Energy Minister Josh Frydenberg has defended the decision to pour $444 million into a private sector charity without a tender process.

Mr Frydenberg said in a weekend interview that giving a little-known charity nearly half a billion dollars in a lump sum, to be spent over 6 years, is “not unusual”.

The Federal Government has faced significant questioning over the grant to the Great Barrier Reef Foundation, whose members include leaders of high-polluting industries.

“The [Great Barrier Reef] Foundation was chosen because it is the best organisation to leverage off the private sector,” Mr Frydenberg told the ABC on Sunday.

“My department has made it very clear that the guidelines were complied with, that it represented value for money and it was the best way to deal with the urgent need of putting money into the foundation.”

But it is unclear how the Government knew the charity was the best recipient for the grant when it did not field any tenders.

The foundation's managing director, Anna Marsden, says the group’s decision making would be guided by “the scientists”.

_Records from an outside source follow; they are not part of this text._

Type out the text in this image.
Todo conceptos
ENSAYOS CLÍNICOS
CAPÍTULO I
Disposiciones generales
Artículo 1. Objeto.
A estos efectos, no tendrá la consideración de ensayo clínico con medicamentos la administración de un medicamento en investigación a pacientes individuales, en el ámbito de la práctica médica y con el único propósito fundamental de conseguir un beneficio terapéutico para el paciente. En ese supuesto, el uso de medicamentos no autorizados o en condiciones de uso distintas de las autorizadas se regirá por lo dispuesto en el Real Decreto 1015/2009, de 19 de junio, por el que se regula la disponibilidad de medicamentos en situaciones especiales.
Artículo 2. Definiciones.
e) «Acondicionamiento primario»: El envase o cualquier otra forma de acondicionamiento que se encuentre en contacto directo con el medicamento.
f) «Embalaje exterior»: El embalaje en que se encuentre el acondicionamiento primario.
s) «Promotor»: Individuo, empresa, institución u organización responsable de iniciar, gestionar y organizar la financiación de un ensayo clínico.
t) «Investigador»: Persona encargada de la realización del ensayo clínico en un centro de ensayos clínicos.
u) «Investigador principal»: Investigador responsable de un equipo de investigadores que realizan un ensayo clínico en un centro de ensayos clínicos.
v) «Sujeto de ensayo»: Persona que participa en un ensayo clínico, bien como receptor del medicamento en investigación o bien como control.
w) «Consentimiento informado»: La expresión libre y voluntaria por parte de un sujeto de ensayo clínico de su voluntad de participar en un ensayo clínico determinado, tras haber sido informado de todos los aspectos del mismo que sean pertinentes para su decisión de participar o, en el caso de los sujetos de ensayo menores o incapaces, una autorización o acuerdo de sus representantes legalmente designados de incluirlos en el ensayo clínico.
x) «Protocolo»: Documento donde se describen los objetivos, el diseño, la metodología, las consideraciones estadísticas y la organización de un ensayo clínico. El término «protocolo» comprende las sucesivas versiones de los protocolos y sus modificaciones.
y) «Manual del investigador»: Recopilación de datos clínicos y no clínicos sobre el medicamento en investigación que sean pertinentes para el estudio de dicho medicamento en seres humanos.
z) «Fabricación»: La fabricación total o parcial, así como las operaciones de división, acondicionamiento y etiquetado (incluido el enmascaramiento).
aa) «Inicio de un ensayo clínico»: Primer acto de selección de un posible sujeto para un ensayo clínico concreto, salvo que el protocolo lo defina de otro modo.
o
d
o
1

Some have queried why the six-year grant was issued in a lump sum, and whether it would allow the foundation to hold on to the bulk of the money and invest it for profit before having to spend it.

Mr Frydenberg said handing over the full amount up front would allow the charity to take advantage of “economies of scale”.

“They get maximum flexibility in meeting the objectives of the grant as well as leveraging off the private sector,” he said.

“All the guidelines were complied with. The objective of the government is to protect the reef and this $500 million commitment to the reef is outstanding.”